Gallery open Times Tuesday -Saturday 11am - 4pm

Katie Watchorn’s practice is rooted in the rhythms of farming and land management. Primarily sculptural, she often employs fickle, agriculturally specific materials in combination with familiar rural motifs and ubiquitous objects and forms from her surrounding environs. These re-situated encounters aim to establish a new awareness of a contemporary rather than a vanished existence. Her material transformations distill the inherently chaotic environments of farming practice and reduce it to its barest outlines, allowing for an abstraction of this otherwise practical environment.
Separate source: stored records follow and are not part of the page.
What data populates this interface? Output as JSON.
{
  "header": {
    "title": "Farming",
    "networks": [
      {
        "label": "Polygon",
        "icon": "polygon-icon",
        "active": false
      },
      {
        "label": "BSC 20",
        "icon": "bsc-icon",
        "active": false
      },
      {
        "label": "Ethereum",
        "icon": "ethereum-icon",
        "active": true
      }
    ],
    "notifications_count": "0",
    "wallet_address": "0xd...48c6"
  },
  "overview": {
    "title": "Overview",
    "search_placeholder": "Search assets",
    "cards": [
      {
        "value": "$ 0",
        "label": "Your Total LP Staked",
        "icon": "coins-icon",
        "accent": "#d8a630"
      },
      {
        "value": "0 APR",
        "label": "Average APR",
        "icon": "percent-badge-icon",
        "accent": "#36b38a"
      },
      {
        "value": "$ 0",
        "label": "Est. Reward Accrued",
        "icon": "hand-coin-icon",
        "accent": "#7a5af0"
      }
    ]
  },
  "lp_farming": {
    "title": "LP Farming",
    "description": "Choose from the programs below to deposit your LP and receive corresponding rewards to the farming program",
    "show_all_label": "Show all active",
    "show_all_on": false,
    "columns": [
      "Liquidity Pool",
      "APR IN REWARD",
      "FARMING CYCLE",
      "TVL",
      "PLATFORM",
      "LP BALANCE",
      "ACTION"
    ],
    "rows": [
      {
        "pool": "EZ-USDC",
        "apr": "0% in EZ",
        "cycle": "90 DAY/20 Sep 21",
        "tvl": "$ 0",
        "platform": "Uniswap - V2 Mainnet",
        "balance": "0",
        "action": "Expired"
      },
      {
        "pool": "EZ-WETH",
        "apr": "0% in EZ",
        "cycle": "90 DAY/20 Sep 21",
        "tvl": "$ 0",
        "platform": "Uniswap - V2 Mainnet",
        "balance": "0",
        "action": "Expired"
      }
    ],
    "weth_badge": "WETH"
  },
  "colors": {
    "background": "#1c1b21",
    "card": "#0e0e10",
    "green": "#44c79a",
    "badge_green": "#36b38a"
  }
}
In essence, the rurality of her existence is often rendered sterile and ambiguous, a symptom of her own fluctuation from rural to urban environments, and how these landscapes often compete in her mind.

The staging of works was in part influenced by her family selling their dairy herd over the course of her time at the Sculpture Centre; observations of the procession of livestock trailers on mart day in Manorhamilton; and her own scrolling through ‘Done Deal’ noticing farms going out of business (including her own families as she listed items for her father on the classifieds site).
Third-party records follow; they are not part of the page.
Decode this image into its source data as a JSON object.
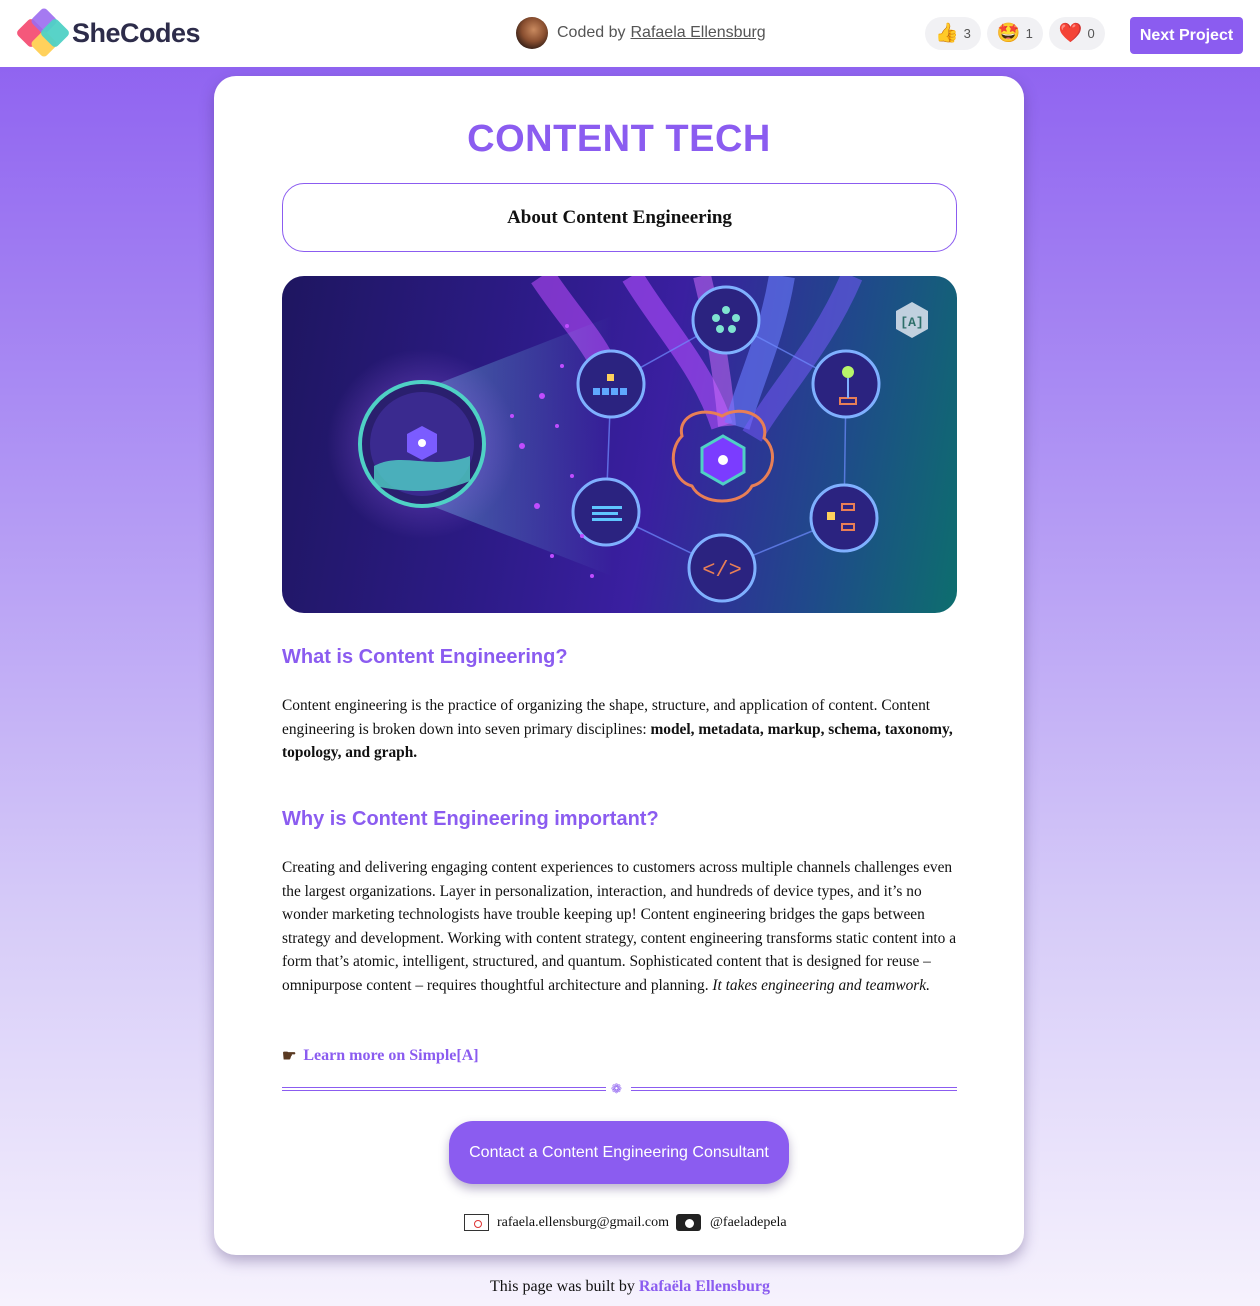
{
  "topbar": {
    "logo_text": "SheCodes",
    "coded_by_prefix": "Coded by",
    "author_name": "Rafaela Ellensburg",
    "reactions": [
      {
        "icon": "thumbs-up-icon",
        "glyph": "👍",
        "count": "3"
      },
      {
        "icon": "star-struck-icon",
        "glyph": "🤩",
        "count": "1"
      },
      {
        "icon": "heart-icon",
        "glyph": "❤️",
        "count": "0"
      }
    ],
    "next_label": "Next Project"
  },
  "card": {
    "title": "CONTENT TECH",
    "about_label": "About Content Engineering",
    "section1_heading": "What is Content Engineering?",
    "section1_text": "Content engineering is the practice of organizing the shape, structure, and application of content. Content engineering is broken down into seven primary disciplines: ",
    "section1_bold": "model, metadata, markup, schema, taxonomy, topology, and graph.",
    "section2_heading": "Why is Content Engineering important?",
    "section2_text": "Creating and delivering engaging content experiences to customers across multiple channels challenges even the largest organizations. Layer in personalization, interaction, and hundreds of device types, and it’s no wonder marketing technologists have trouble keeping up! Content engineering bridges the gaps between strategy and development. Working with content strategy, content engineering transforms static content into a form that’s atomic, intelligent, structured, and quantum. Sophisticated content that is designed for reuse – omnipurpose content – requires thoughtful architecture and planning. ",
    "section2_italic": "It takes engineering and teamwork.",
    "learn_more": "Learn more on Simple[A]",
    "cta_label": "Contact a Content Engineering Consultant",
    "email": "rafaela.ellensburg@gmail.com",
    "instagram": "@faeladepela",
    "hero_badge": "[A]"
  },
  "footer": {
    "prefix": "This page was built by",
    "author": "Rafaëla Ellensburg"
  },
  "colors": {
    "accent": "#8b5cf0",
    "text": "#111111"
  }
}
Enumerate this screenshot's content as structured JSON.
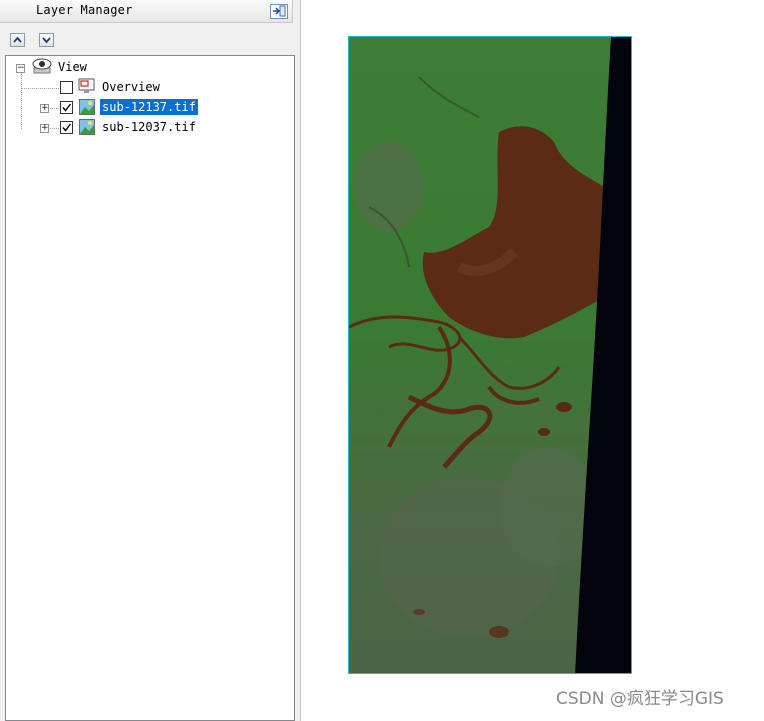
{
  "panel": {
    "title": "Layer Manager",
    "buttons": {
      "move_up": "▲",
      "move_down": "▼"
    }
  },
  "tree": {
    "root": {
      "label": "View",
      "icon": "eye-icon",
      "expanded": true
    },
    "items": [
      {
        "label": "Overview",
        "checked": false,
        "selected": false,
        "icon": "overview-icon",
        "has_children": false
      },
      {
        "label": "sub-12137.tif",
        "checked": true,
        "selected": true,
        "icon": "raster-layer-icon",
        "has_children": true
      },
      {
        "label": "sub-12037.tif",
        "checked": true,
        "selected": false,
        "icon": "raster-layer-icon",
        "has_children": true
      }
    ]
  },
  "map": {
    "content": "satellite raster layer",
    "colors": {
      "vegetation": "#3f7f3a",
      "water": "#5a2a14",
      "nodata": "#02030c",
      "frame": "#27b9c0"
    }
  },
  "watermark": "CSDN @疯狂学习GIS",
  "colors": {
    "selection": "#0a70d0",
    "panel_bg": "#f0f0f0"
  }
}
The phrase Get Away From It All often refers to escapism, holidays, time off. Frequently a retreat from urban centres to idyllic countryside. Often, the countryside is a place to pass through or a place to indulge in respite, as opposed to a being considered a highly contemporary place of labour, chaos, and technological development. Katie links her ideas in this exhibition through the repetitive use of a second-hand poultry gantry way - usually the point of observation between human and animal; flock and farmer. Through several casting methods, which are displayed on the surface of this sieve-like platform, the artist attempts to link the following thoughts:

A family members farm accident and resulting leg injury; the etymology of the calf muscle, animal skin and PPE; waxed cotton outerwear, pouring vessels and cottagecore aesthetics; DeLaval and TetraPak milk advertising; slatted tanks and automated scrapers; off-roading and the change of Land Rover from military vehicle to rural status item; the development of the car cupholder; the Irish governments recent request of dairy farmers to focus instead on growing grain and the sugar beet industries resurgence as supplementary fodder for cattle…(etc etc)

Katie Watchorn

Katie Watchorn graduated from the National College of Art and Design in 2014. Recent solo exhibitions include; Zero Grazing at Studio Pavilion as part of Glasgow International, 2021, A Calf Remembered, Wexford Arts Centre, BalehomeBalehome at VISUAL Carlow, both 2018. Group exhibitions include: From Here to There, The Douglas Hyde Gallery, GUEST, curated by Marysia Wieckiewicz Carroll, Newbridge House, Dublin, Grass Roots, Muine Bheag, Co. Carlow (all 2021); PAST/URES, The Library Project, Dublin, 2020 and Periodical Review #9, Pallas Projects, Dublin, 2019. She was Overall Winner in the Visual Arts Category of the 2014 Irish Undergraduate Awards, received the HOTRON Recent Graduate Award 2016, selected by Annie Fletcher, and is the recipient of a number of Arts Council Bursaries, including the Next Generation Award (2017) supporting emerging artists of promise at a pivotal stage in their career. Katie was a resident at the Irish Museum of Modern Art in 2019 as part of their 1000 programme and is currently an artist-in-residence at Fire Station Artists’ Studios, Dublin.